With the April 30 addition of Orion Capital's $150 million in client assets, Rockford, Illinois-based Savant's total AUM has risen to nearly $4.5 billion. As for future acquisition plans, Brent Brodeski, Savant's CEO, said "we've got another one in the works," and as for Orion, the plan is to "grow it to $500 million over the next three to five years."
Brodeski declined to provide specific financials around the acquisition, but similar to Savant's other deals, there was a cash payment to Orion's owner, James Kyle, based on a multiple of Orion's EBITDA, along with a note and an earnout period. Kyle also received "some units of Savant LLC" so "he has skin in the game," Brodeski reported. "The economics are favorable to Jim," he said, and there are "significant incentives" to grow Orion's business post-acquisition.
While that's a similar structure to other RIA acquisitions, Brodeski points out that the key to the deal was to "lock in the next generation of advisors," so that two younger advisors at Orion, Michael Denten and Steve Cummings, "bought into Savant" as part of the acquisition.

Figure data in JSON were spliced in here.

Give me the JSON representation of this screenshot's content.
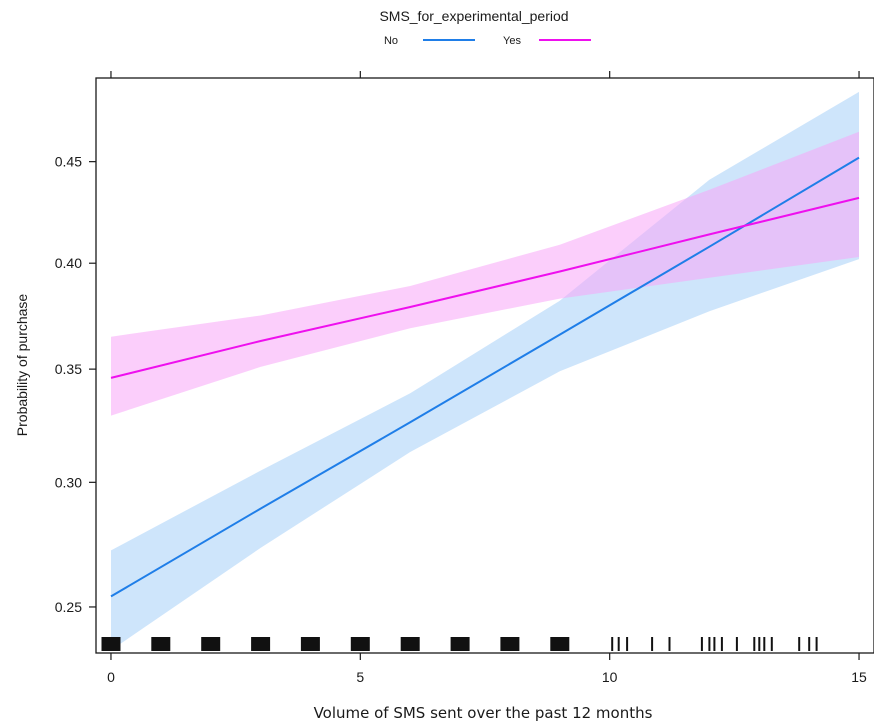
{
  "chart_data": {
    "type": "line",
    "title": "",
    "legend": {
      "title": "SMS_for_experimental_period",
      "placement": "top",
      "entries": [
        {
          "label": "No",
          "color": "#1f7ee8"
        },
        {
          "label": "Yes",
          "color": "#ee10ee"
        }
      ]
    },
    "xlabel": "Volume of SMS sent over the past 12 months",
    "ylabel": "Probability of purchase",
    "x_ticks": [
      0,
      5,
      10,
      15
    ],
    "y_ticks": [
      "0.25",
      "0.30",
      "0.35",
      "0.40",
      "0.45"
    ],
    "y_tick_values": [
      0.25,
      0.3,
      0.35,
      0.4,
      0.45
    ],
    "y_scale": "logit",
    "xlim": [
      -0.3,
      15.3
    ],
    "ylim": [
      0.233,
      0.492
    ],
    "grid": false,
    "series": [
      {
        "name": "No",
        "color": "#1f7ee8",
        "band_color": "#a6d0f7",
        "x": [
          0,
          3,
          6,
          9,
          12,
          15
        ],
        "y": [
          0.254,
          0.289,
          0.326,
          0.366,
          0.408,
          0.452
        ],
        "lower": [
          0.234,
          0.273,
          0.313,
          0.349,
          0.377,
          0.402
        ],
        "upper": [
          0.272,
          0.305,
          0.339,
          0.382,
          0.441,
          0.485
        ]
      },
      {
        "name": "Yes",
        "color": "#ee10ee",
        "band_color": "#f8a6f8",
        "x": [
          0,
          3,
          6,
          9,
          12,
          15
        ],
        "y": [
          0.346,
          0.363,
          0.379,
          0.396,
          0.414,
          0.432
        ],
        "lower": [
          0.329,
          0.351,
          0.369,
          0.383,
          0.393,
          0.403
        ],
        "upper": [
          0.365,
          0.375,
          0.389,
          0.409,
          0.436,
          0.465
        ]
      }
    ],
    "rug_x": [
      0,
      1,
      2,
      3,
      4,
      5,
      6,
      7,
      8,
      9,
      10.05,
      10.18,
      10.35,
      10.85,
      11.2,
      11.85,
      12.0,
      12.1,
      12.25,
      12.55,
      12.9,
      13.0,
      13.1,
      13.25,
      13.8,
      14.0,
      14.15
    ]
  }
}
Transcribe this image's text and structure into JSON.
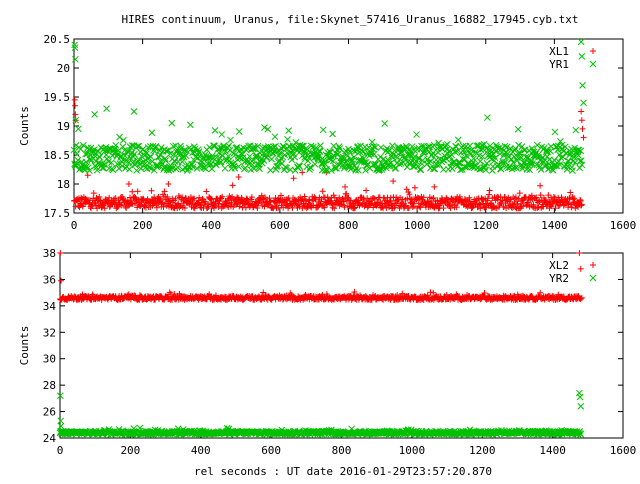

Brodeski says Kyle was "looking for a succession plan" but also wanted to "stick around for a few years," so Savant's deal was attractive. "There are not a lot of great solutions out there from a succession planning viewpoint in the industry," said Brodeski, and it's also difficult to find good advisors for a growing firm like Savant, so "if you can't hire top talent, you have to buy it."
Orion was attractive to Savant, despite it being "very picky" about the acquisitions it makes, because the two firms were "culturally aligned" and shared "a common vision," Brodeski said.
"Rollups do federations of firms, run independently," he said, referring to rollup acquisition firms like Focus Financial, but Savant's vision is "not becoming a financial investor in a firm but creating one firm," sharing a common name but using the better technology, marketing and overall support of a larger firm in order to "create really good leverage" for the advisors in Savant, which has nearly 130 employees. "We want our advisors to advise," he said. "That's the vision."